Foam rolling after training doesn’t relieve soreness or aid muscle recovery

Foam rolling could well be a waste of time, according to a series of recent studies. It is better used as a warm up tool, mainly for sprinters

Alex Roberts

Your favourite recovery tool might not be as effective as you think

Foam rolling could well be a waste of time, according to a series of recent studies.

A study published in the Journal of Strength and Conditioning Research looked to test the effects of foam rolling on post-workout soreness and muscle recovery.

Scientists had a group of men perform 40 rounds of 15-metre sprints, with the aim of stressing the muscles you use to perform such an exercise.
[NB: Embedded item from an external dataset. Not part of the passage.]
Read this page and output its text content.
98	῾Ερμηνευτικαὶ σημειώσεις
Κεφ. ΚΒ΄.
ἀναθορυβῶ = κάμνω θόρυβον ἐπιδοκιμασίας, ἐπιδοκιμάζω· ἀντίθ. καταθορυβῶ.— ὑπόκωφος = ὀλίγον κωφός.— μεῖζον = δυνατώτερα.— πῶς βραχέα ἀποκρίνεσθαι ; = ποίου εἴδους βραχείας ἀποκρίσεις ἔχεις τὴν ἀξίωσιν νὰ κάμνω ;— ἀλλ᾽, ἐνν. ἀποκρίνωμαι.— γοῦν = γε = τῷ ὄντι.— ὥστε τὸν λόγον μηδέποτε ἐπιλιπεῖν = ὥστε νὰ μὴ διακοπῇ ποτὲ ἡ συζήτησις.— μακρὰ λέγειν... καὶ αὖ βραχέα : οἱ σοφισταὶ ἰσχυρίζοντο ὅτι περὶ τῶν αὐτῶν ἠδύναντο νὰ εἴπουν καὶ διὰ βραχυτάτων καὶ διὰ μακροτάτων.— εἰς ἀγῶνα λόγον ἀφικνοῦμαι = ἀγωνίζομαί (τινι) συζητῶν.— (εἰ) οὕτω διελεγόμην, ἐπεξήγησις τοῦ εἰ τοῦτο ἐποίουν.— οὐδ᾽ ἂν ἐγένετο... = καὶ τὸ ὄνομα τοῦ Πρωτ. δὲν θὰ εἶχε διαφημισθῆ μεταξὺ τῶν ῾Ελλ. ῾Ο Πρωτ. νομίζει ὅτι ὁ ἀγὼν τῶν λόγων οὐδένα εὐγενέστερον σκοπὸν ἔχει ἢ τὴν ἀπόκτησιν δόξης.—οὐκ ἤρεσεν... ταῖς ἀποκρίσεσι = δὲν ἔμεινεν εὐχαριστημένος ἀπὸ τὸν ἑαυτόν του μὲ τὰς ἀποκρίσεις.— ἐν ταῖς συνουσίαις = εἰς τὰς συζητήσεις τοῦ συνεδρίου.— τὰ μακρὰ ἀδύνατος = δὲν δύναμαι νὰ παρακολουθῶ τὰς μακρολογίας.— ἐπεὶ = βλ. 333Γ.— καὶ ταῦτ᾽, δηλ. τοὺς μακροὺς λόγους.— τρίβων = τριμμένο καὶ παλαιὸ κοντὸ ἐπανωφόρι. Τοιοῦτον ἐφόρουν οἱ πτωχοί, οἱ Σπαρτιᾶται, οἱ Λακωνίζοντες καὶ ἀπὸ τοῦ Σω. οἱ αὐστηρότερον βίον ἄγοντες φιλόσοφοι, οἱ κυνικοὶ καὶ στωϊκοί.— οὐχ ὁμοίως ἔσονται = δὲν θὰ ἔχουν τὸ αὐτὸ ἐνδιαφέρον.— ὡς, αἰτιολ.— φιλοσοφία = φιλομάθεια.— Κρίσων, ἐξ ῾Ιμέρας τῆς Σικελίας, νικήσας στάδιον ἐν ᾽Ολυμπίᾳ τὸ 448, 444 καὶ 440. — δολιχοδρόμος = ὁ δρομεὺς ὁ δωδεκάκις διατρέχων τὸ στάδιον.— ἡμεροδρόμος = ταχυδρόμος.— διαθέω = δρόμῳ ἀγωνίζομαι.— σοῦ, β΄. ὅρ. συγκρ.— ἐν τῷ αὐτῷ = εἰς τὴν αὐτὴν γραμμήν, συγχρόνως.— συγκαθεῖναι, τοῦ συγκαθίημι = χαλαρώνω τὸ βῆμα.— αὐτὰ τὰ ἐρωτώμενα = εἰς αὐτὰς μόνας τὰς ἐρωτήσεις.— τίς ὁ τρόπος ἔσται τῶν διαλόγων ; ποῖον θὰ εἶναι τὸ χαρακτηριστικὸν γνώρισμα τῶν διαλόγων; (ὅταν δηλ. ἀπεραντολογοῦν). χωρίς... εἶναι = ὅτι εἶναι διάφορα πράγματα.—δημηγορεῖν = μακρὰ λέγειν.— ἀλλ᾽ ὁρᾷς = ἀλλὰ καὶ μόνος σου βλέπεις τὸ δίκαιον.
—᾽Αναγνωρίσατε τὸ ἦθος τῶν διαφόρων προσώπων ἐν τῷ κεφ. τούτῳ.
18 members of the group were asked to foam roll before each session, while 19 went without. Immediately after training and in the four days following, all men were tested on the following measures:

  • Muscle soreness
  • Hip range of motion (ROM)
  • Hamstring muscle length
  • Vertical jump
  • Agility

Muscle soreness, hip ROM, hamstring muscle length, and vertical jump were not significantly better in people who underwent foam rolling. Agility was the only marker where there was much of a difference.

Most people use foam rolling as a means of fending off soreness and boosting muscle recovery after hitting the weights room. If that’s you, you’re not losing out if you ditch the roller.

Sprinters are the only athletes who appear to benefit from using them. Scientists behind this study say: “Foam rolling may be useful for athletes requiring adequate agility who need to recover quickly from demanding bouts of exercise.”

Earlier this year, a much larger study found something similar.

This one was a review of all major studies relating to foam rolling. 21 studies in total were examined. Overall, there was a small improvement in sprinting, but little benefit on strength training performance.

Scientists concluded that, “the effects of foam rolling on performance and recovery are rather minor and partly negligible, but can be relevant in some cases.”

It was also agreed that rolling is best as a warm-up, and not a recovery tool.

Bodybuilding coach Menno Henselmans believes “most people don’t need to bother with foam rolling before or after every workout.”